As for destiny, what adversities haven’t the Canadiens overcome with Montreal enjoying the organization’s deepest playoff run since winning its 24th Cup title in 1993?

They closed the season with injuries to key players, including goalie Carey Price and alternate captain Brendan Gallagher, who missed the final six weeks with a broken left thumb. Defenseman Jeff Petry missed two playoff games after catching his fingers in a photographer’s hole in the glass.

Then there was COVID-19. Aside from having a team-wide outbreak in April, Montreal was down to its third coach in assistant Luke Richardson after Ducharme tested positive and was forced to miss two weeks of the playoffs before returning for Game 3 of the final. Ducharme, of course, took over after Claude Julien was abruptly fired in February.

Don’t forget the on-ice challenges the Canadiens have stared down, such as rallying from a 3-1 first-round series deficit against Toronto.

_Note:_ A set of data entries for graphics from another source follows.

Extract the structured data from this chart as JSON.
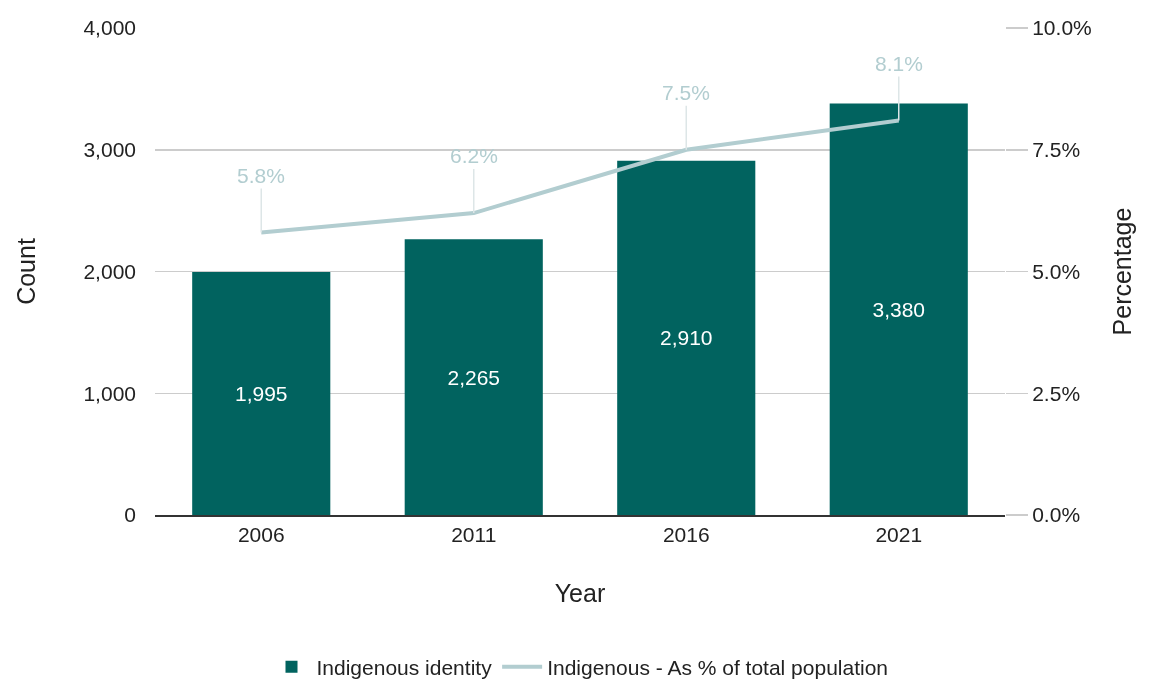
{
  "chart_data": {
    "type": "bar",
    "xlabel": "Year",
    "ylabel": "Count",
    "y2label": "Percentage",
    "categories": [
      "2006",
      "2011",
      "2016",
      "2021"
    ],
    "series": [
      {
        "name": "Indigenous identity",
        "color": "#01635f",
        "values": [
          1995,
          2265,
          2910,
          3380
        ],
        "value_labels": [
          "1,995",
          "2,265",
          "2,910",
          "3,380"
        ]
      },
      {
        "name": "Indigenous - As % of total population",
        "type": "line",
        "axis": "y2",
        "color": "#b2cdd0",
        "marker": "none",
        "line_style": "solid",
        "values": [
          5.8,
          6.2,
          7.5,
          8.1
        ],
        "value_labels": [
          "5.8%",
          "6.2%",
          "7.5%",
          "8.1%"
        ]
      }
    ],
    "ylim": [
      0,
      4000
    ],
    "yticks": [
      {
        "value": 0,
        "label": "0"
      },
      {
        "value": 1000,
        "label": "1,000"
      },
      {
        "value": 2000,
        "label": "2,000"
      },
      {
        "value": 3000,
        "label": "3,000"
      },
      {
        "value": 4000,
        "label": "4,000"
      }
    ],
    "y2lim": [
      0,
      10
    ],
    "y2ticks": [
      {
        "value": 0,
        "label": "0.0%"
      },
      {
        "value": 2.5,
        "label": "2.5%"
      },
      {
        "value": 5,
        "label": "5.0%"
      },
      {
        "value": 7.5,
        "label": "7.5%"
      },
      {
        "value": 10,
        "label": "10.0%"
      }
    ],
    "grid": "y",
    "legend": "bottom"
  }
}
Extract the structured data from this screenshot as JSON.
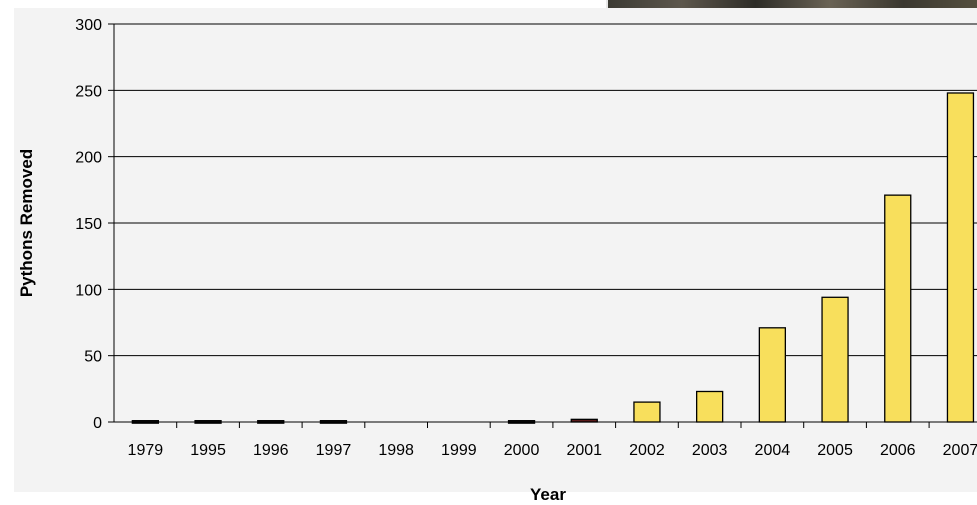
{
  "chart_data": {
    "type": "bar",
    "title": "",
    "xlabel": "Year",
    "ylabel": "Pythons Removed",
    "categories": [
      "1979",
      "1995",
      "1996",
      "1997",
      "1998",
      "1999",
      "2000",
      "2001",
      "2002",
      "2003",
      "2004",
      "2005",
      "2006",
      "2007"
    ],
    "values": [
      1,
      1,
      1,
      1,
      0,
      0,
      1,
      2,
      15,
      23,
      71,
      94,
      171,
      248
    ],
    "ylim": [
      0,
      300
    ],
    "yticks": [
      0,
      50,
      100,
      150,
      200,
      250,
      300
    ],
    "grid": true,
    "legend": "none",
    "colors": {
      "bar_fill": "#f8df5c",
      "bar_stroke": "#000000",
      "small_bar_fill": "#1a1a1a",
      "small_bar_2001": "#5a1a1a",
      "gridline": "#000000",
      "plot_background": "#f3f3f3"
    }
  }
}
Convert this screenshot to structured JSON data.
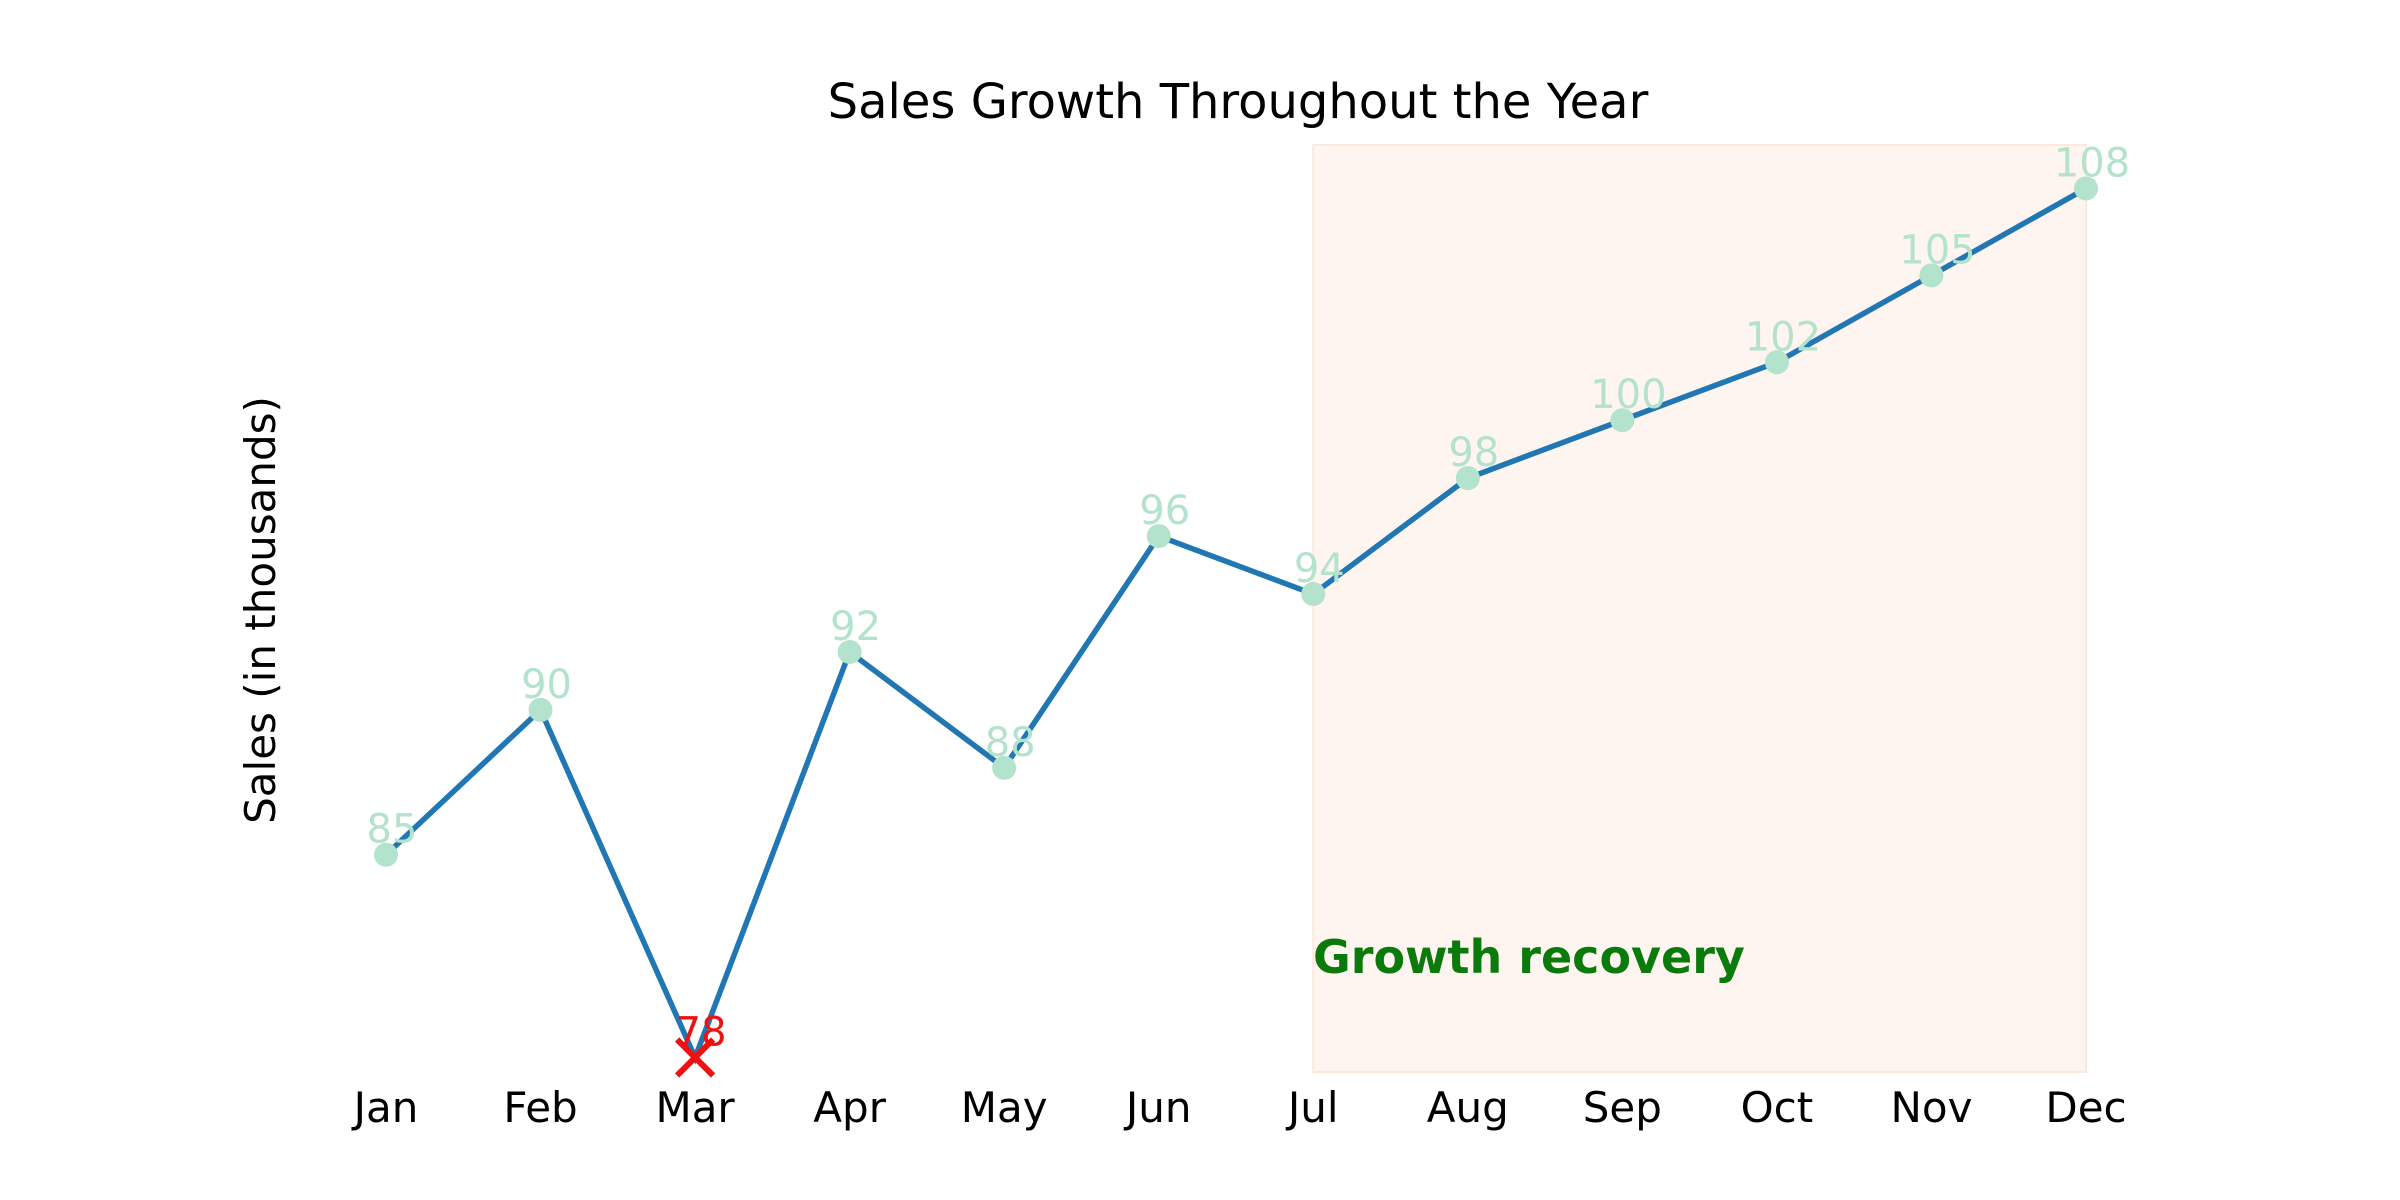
{
  "chart_data": {
    "type": "line",
    "title": "Sales Growth Throughout the Year",
    "xlabel": "",
    "ylabel": "Sales (in thousands)",
    "categories": [
      "Jan",
      "Feb",
      "Mar",
      "Apr",
      "May",
      "Jun",
      "Jul",
      "Aug",
      "Sep",
      "Oct",
      "Nov",
      "Dec"
    ],
    "series": [
      {
        "values": [
          85,
          90,
          78,
          92,
          88,
          96,
          94,
          98,
          100,
          102,
          105,
          108
        ]
      }
    ],
    "ylim": [
      77.5,
      109.5
    ],
    "grid": false,
    "y_axis_visible": false,
    "highlight": {
      "from": "Jul",
      "to": "Dec",
      "label": "Growth recovery"
    },
    "outlier": {
      "category": "Mar",
      "value": 78,
      "marker": "x"
    },
    "colors": {
      "line": "#2177b4",
      "marker": "#b3e2cd",
      "data_label": "#b3e2cd",
      "outlier": "#ee1111",
      "highlight_fill": "#fef5f0",
      "annotation": "#0a7a0a"
    }
  }
}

The Quebec government hasn’t given the home team a break, with health officials limiting the home crowd to 3,500 at the Bell Centre, which has a capacity of 21,300.

“This whole season has been kind of chaotic, kind of hectic,” veteran forward Corey Perry said. “We’ve kind of gone through everything,”

Rather than worry, Perry said the focus should remain on enjoying the moment.

“Dom is right: We’re a crazy bunch of people. This is fun to do here in Montreal,” he added. “Be prepared to work, but at the end of the day, it’s just hockey and have fun.”

Crazy as it might sound, as Anderson put it on Sunday: “We’ve got nothing to lose.”